Bu gelişmeyle müziğin fiziksel olarak kayıt edilebildiği kayıtlı müzik endüstrisi doğdu ve gramofon kayıtlarından vinile, 8-track kasetler, teyp kasetleri, CD ve minidiske uzanan bir gelişimle günümüze kadar geldi.
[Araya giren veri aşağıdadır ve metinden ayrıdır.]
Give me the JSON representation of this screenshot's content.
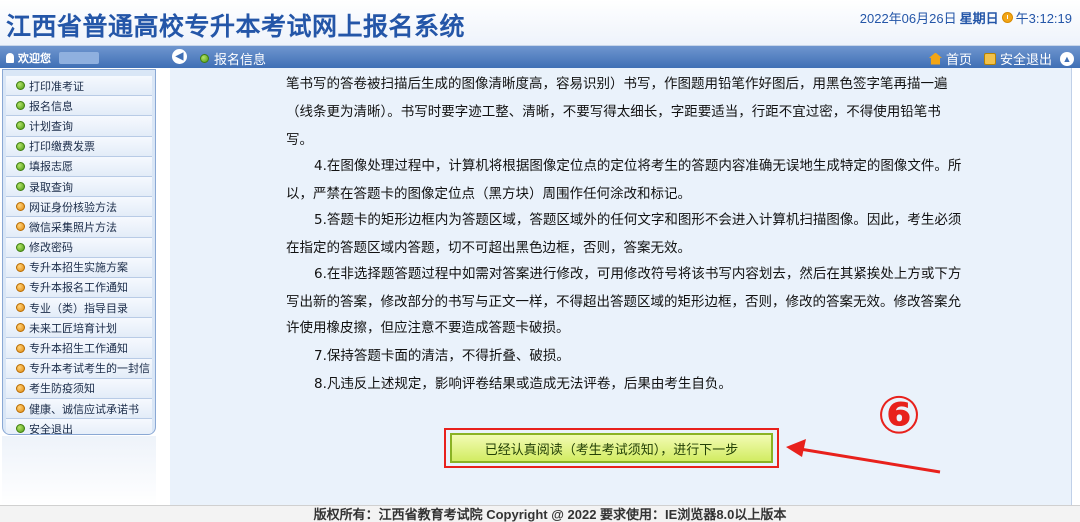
{
  "header": {
    "site_title": "江西省普通高校专升本考试网上报名系统",
    "date": "2022年06月26日",
    "weekday": "星期日",
    "time": "午3:12:19"
  },
  "navbar": {
    "welcome": "欢迎您",
    "breadcrumb": "报名信息",
    "home_label": "首页",
    "logout_label": "安全退出"
  },
  "sidebar": {
    "items": [
      {
        "label": "打印准考证",
        "icon": "green-dot"
      },
      {
        "label": "报名信息",
        "icon": "green-dot"
      },
      {
        "label": "计划查询",
        "icon": "green-dot"
      },
      {
        "label": "打印缴费发票",
        "icon": "green-dot"
      },
      {
        "label": "填报志愿",
        "icon": "green-dot"
      },
      {
        "label": "录取查询",
        "icon": "green-dot"
      },
      {
        "label": "网证身份核验方法",
        "icon": "orange-dot"
      },
      {
        "label": "微信采集照片方法",
        "icon": "orange-dot"
      },
      {
        "label": "修改密码",
        "icon": "green-dot"
      },
      {
        "label": "专升本招生实施方案",
        "icon": "orange-dot"
      },
      {
        "label": "专升本报名工作通知",
        "icon": "orange-dot"
      },
      {
        "label": "专业（类）指导目录",
        "icon": "orange-dot"
      },
      {
        "label": "未来工匠培育计划",
        "icon": "orange-dot"
      },
      {
        "label": "专升本招生工作通知",
        "icon": "orange-dot"
      },
      {
        "label": "专升本考试考生的一封信",
        "icon": "orange-dot"
      },
      {
        "label": "考生防疫须知",
        "icon": "orange-dot"
      },
      {
        "label": "健康、诚信应试承诺书",
        "icon": "orange-dot"
      },
      {
        "label": "安全退出",
        "icon": "green-dot"
      }
    ]
  },
  "main": {
    "lines": [
      {
        "text": "笔书写的答卷被扫描后生成的图像清晰度高，容易识别）书写，作图题用铅笔作好图后，用黑色签字笔再描一遍",
        "indent": false
      },
      {
        "text": "（线条更为清晰）。书写时要字迹工整、清晰，不要写得太细长，字距要适当，行距不宜过密，不得使用铅笔书",
        "indent": false
      },
      {
        "text": "写。",
        "indent": false
      },
      {
        "text": "4.在图像处理过程中，计算机将根据图像定位点的定位将考生的答题内容准确无误地生成特定的图像文件。所",
        "indent": true
      },
      {
        "text": "以，严禁在答题卡的图像定位点（黑方块）周围作任何涂改和标记。",
        "indent": false
      },
      {
        "text": "5.答题卡的矩形边框内为答题区域，答题区域外的任何文字和图形不会进入计算机扫描图像。因此，考生必须",
        "indent": true
      },
      {
        "text": "在指定的答题区域内答题，切不可超出黑色边框，否则，答案无效。",
        "indent": false
      },
      {
        "text": "6.在非选择题答题过程中如需对答案进行修改，可用修改符号将该书写内容划去，然后在其紧挨处上方或下方",
        "indent": true
      },
      {
        "text": "写出新的答案，修改部分的书写与正文一样，不得超出答题区域的矩形边框，否则，修改的答案无效。修改答案允",
        "indent": false
      },
      {
        "text": "许使用橡皮擦，但应注意不要造成答题卡破损。",
        "indent": false
      },
      {
        "text": "7.保持答题卡面的清洁，不得折叠、破损。",
        "indent": true
      },
      {
        "text": "8.凡违反上述规定，影响评卷结果或造成无法评卷，后果由考生自负。",
        "indent": true
      }
    ],
    "confirm_button": "已经认真阅读（考生考试须知），进行下一步",
    "annotation_number": "⑥"
  },
  "footer": {
    "text": "版权所有：江西省教育考试院 Copyright @ 2022 要求使用：IE浏览器8.0以上版本"
  },
  "colors": {
    "title_blue": "#2456a8",
    "nav_blue": "#4a78bc",
    "button_green": "#d2ec62",
    "annotation_red": "#e8211c"
  }
}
Mp3’ler ve internet üzerinden müzik yayını ise tamamen yeni telif hakkı ve sahiplik sorunlarını ortaya çıkardı; örneğin Apple gibi bazı firmalar buna cevap verebilip geçici olsa da bu süreci paraya dönüştürebilirken sektörün geri kalanı panikledi ve durumdan şikayet etmeye başladı.
Bunların panikleme ve şikayet etme sebepleri, müzik severleri gereğinden uzun bir süreden beri kazıklayan, CD zamanının soygunculuğu ve utanmaz açgözlülüğünü adeta zirve noktasına çıkaran ve zaten ilk başta şans eseri doğmuş olan bir endüstrinin kayboluşuydu. Lars Ulrich, lütfen ayağa kalk.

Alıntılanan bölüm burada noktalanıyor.